Concept: Batch Deployment¶
In this article, we’ll discuss the process for pushing a batch-processing project to production, meaning going from a project on a Design node to a project bundle deployed on an Automation node—with the help of the Project Deployer.
This content is also included in a free Dataiku Academy course on Projects in Production, which is part of the MLOps Practitioner learning path. Register for the course there if you’d like to track and validate your progress alongside concept videos, summaries, hands-on tutorials, and quizzes.
Ready for Production¶
Let’s assume we have a batch-processing project ready to be deployed into production.
First, recall what a “ready” project is. A project “ready” to be deployed into production has robust scenarios with metrics, checks, and reporters; optimized pipelines; and well-documented workflows, among other qualities.
For review, return to the Preparing for Production course.
Development vs. Production Environments¶
In order to deploy a project into production, we need to transfer it from its development environment (a Design node) to a production environment (an Automation node).
Recall that a Design node is an experimental sandbox for developing data projects. Since you are creating new data pipelines and models there, you can expect jobs to fail occasionally.
An Automation node, on the other hand, is a production environment. It is for operational jobs serving external consumers.
Recall that the Automation node also needs to be “ready” for production. Among other requirements, it should have the correct connections, such as the production version of databases, and the same plugins and code environments found in the project on the Design node.
The Project Deployer¶
How do we transfer a project from a Design node to an Automation node?
We could manually download the project bundle from the Design node and upload it to the Automation node. However, this is not the preferred way. We’ll use the Project Deployer to make this process even easier.
Some of the following details are interesting only to administrators, and so we won’t cover it in great detail.
The Project Deployer is one of two components of the Deployer:
The Project Deployer is used to batch deploy project bundles to an Automation node (which is our focus here).
The API Deployer is used to deploy real-time API services to an API node (as will be done in the Real-time APIs course).
If your architecture has a single Design or Automation node, the Project Deployer can be part of this DSS node itself—a local Deployer. In that case, no additional setup is required. It comes pre-configured.
If your infrastructure includes multiple Design and/or Automation nodes, a separate node can act as the centralized Deployer for all Design and Automation nodes. This is a standalone or remote Deployer.
Your instance administrator will also need to follow the product documentation to set up the infrastructure that enables these nodes to “talk” to each other. As someone just focused on deploying, we’ll consider this task already completed.
Setting up the Deployer is addressed in the product documentation.
The component that we do need to concern ourselves with is the project bundle being deployed.
You’re probably familiar with creating an export of a Dataiku project from the homepage of a Design node. This kind of export can be imported to other Design nodes for further development.
Unlike an exported project, a project bundle is a versioned snapshot of the project’s configuration. This snapshot can replay the tasks that were performed on the Design node, on an Automation node.
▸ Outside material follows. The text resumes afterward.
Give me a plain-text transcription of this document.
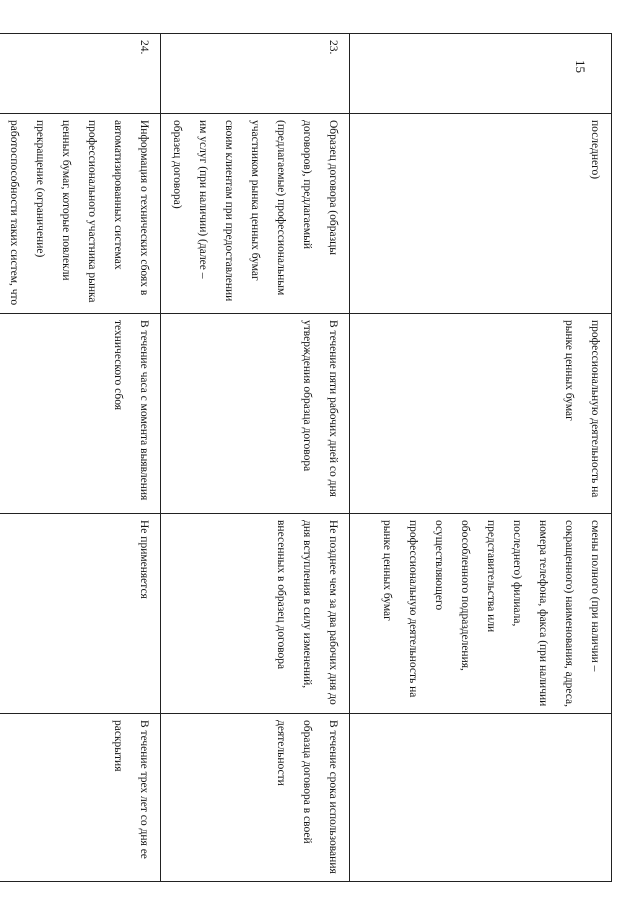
15
	последнего)	профессиональную деятельность на рынке ценных бумаг	смены полного (при наличии – сокращенного) наименования, адреса, номера телефона, факса (при наличии последнего) филиала, представительства или обособленного подразделения, осуществляющего профессиональную деятельность на рынке ценных бумаг	
23.	Образец договора (образцы договоров), предлагаемый (предлагаемые) профессиональным участником рынка ценных бумаг своим клиентам при предоставлении им услуг (при наличии) (далее – образец договора)	В течение пяти рабочих дней со дня утверждения образца договора	Не позднее чем за два рабочих дня до дня вступления в силу изменений, внесенных в образец договора	В течение срока использования образца договора в своей деятельности
24.	Информация о технических сбоях в автоматизированных системах профессионального участника рынка ценных бумаг, которые повлекли прекращение (ограничение) работоспособности таких систем, что	В течение часа с момента выявления технического сбоя	Не применяется	В течение трех лет со дня ее раскрытия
By project configuration, we mean things like project settings, notebooks, visual analyses, recipes, scenarios, shared project code, and the metadata from objects like datasets, saved models, and managed folders.
Once a project is ready to be deployed, creating a project bundle is simple. Just navigate to the Bundles page from the “More Options” menu, and click to create a new bundle.
Additional Bundle Content¶
You then have the option of adding additional content to the project bundle. A project bundle does NOT include the actual data, nor the saved models deployed to the Flow. This is because when the project is running on the Automation node, you’ll have new production data running through the Flow.
Depending on your use case, however, you may want to add additional content from certain datasets, managed folders, or saved models. For example, you may need to include datasets for enrichment or reference datasets not recomputed in production. Or, if you plan to score data with a model that has been trained in the Design node, you need to add the model to the bundle.
Deploying a Bundle¶
Once you’ve created the bundle, you can publish it on the Project Deployer. Once on the Deployer, you can manage all of the bundles from all of the projects in various stages of production. If your infrastructure is in place, deploying the bundle is as simple as a few more clicks.
For any particular deployment, you can manage settings, such as remapping connections between the development and production environments.
To verify your deployment is working, open your Automation node to see the project now running in a production environment!